Resulta revelador que un gobernante que no hizo el servicio militar, ni disfruta de experiencia alguna en asuntos bélicos, tenga una especial inclinación al uso de un vocabulario más propio de los enfrentamientos cruentos entre estados que en las relaciones diplomáticas. Donald Trump, tanto en sus mensajes electrónicos como en sus alocuciones televisivas, adora el uso de una terminología militar para ilustrar sus planes. Se relame con el vocablo “guerra” para calificar su programa gubernamental.
Curiosamente, casi como preludio de la sorpresiva y aparente tregua que puede ponerse en marcha con Corea del Norte, Trump ha hecho una declaración de guerra “urbi et orbi”. La primera salva ha sido el anuncio de la imposición de tarifas sobre las importaciones de acero y aluminio. Además, ha presumido de la calificación de que las guerras comerciales son buenas.
La alarma que ha generado esta decisión ha sido generalizada, con la amenaza de ampliar el terreno a otros productos, y las declaraciones de respuesta del resto del planeta oscilan entre la perplejidad y la puesta en marcha de unas medidas protectoras de sus socios comerciales, amigos y enemigos.
Aunque Trump inmediatamente ha anunciado que sus medidas perdonan a sus inmediatos vecinos, Canadá y México, ni Justin Trudeau ni Enrique Peña Nieto se fían en absoluto.
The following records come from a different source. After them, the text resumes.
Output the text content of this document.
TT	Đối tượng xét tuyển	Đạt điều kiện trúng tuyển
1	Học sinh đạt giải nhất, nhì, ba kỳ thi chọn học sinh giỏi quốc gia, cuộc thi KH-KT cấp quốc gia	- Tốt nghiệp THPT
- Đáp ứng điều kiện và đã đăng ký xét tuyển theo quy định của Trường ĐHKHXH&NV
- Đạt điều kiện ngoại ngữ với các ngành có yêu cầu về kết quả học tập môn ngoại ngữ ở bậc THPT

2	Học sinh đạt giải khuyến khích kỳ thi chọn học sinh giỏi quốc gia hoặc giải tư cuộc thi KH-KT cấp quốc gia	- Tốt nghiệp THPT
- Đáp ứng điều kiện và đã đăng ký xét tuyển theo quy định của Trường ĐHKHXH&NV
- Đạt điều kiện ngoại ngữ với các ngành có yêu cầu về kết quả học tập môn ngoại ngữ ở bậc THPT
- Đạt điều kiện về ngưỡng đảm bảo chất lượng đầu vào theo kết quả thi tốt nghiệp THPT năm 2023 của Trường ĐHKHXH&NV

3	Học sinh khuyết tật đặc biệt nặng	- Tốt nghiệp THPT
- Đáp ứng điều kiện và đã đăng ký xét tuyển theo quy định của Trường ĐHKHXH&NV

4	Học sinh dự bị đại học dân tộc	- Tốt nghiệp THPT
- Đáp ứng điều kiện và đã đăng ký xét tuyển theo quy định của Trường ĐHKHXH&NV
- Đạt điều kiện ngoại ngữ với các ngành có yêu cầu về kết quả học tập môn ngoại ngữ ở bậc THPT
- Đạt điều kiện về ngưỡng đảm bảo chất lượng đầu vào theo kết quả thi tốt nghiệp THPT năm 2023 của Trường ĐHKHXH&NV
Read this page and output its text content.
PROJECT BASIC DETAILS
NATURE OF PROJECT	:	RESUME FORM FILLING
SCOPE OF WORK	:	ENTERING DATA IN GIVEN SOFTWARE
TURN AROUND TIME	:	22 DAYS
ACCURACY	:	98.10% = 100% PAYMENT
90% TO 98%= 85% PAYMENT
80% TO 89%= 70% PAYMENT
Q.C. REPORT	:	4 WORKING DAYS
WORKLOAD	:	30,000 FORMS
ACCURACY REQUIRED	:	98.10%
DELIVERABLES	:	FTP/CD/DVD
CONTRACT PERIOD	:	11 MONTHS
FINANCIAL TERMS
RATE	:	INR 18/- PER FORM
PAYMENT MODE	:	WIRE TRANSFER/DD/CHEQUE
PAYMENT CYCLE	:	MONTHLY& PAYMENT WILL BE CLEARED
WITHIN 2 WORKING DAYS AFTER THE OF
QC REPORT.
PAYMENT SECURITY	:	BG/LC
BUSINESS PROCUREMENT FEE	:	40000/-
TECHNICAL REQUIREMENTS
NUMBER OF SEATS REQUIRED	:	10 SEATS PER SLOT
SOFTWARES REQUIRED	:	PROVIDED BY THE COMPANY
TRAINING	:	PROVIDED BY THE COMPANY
Si la mutua reticencia a ambas orillas de río Grande (Bravo) es un aderezo permanente de la historia, la aparente lealtad entre Washington y Otawa sufre signos de interrogación que solo la permanentemente instalada cortesía apenas enmascara.
Trump ha conseguido que los mexicanos hayan traspasado a los canadienses la lamentación atribuida a Porfirio Díaz: “pobre México (Canadá), tan lejos de Dios y tan cerca de EE.UU.”. El tambaleo del Tratado de Libre Comercio alarmó a los dos socios de EE.UU., Canadá y México, y ni siquiera la promesa de entablar una mejora de condiciones borra la amenaza de su desaparición.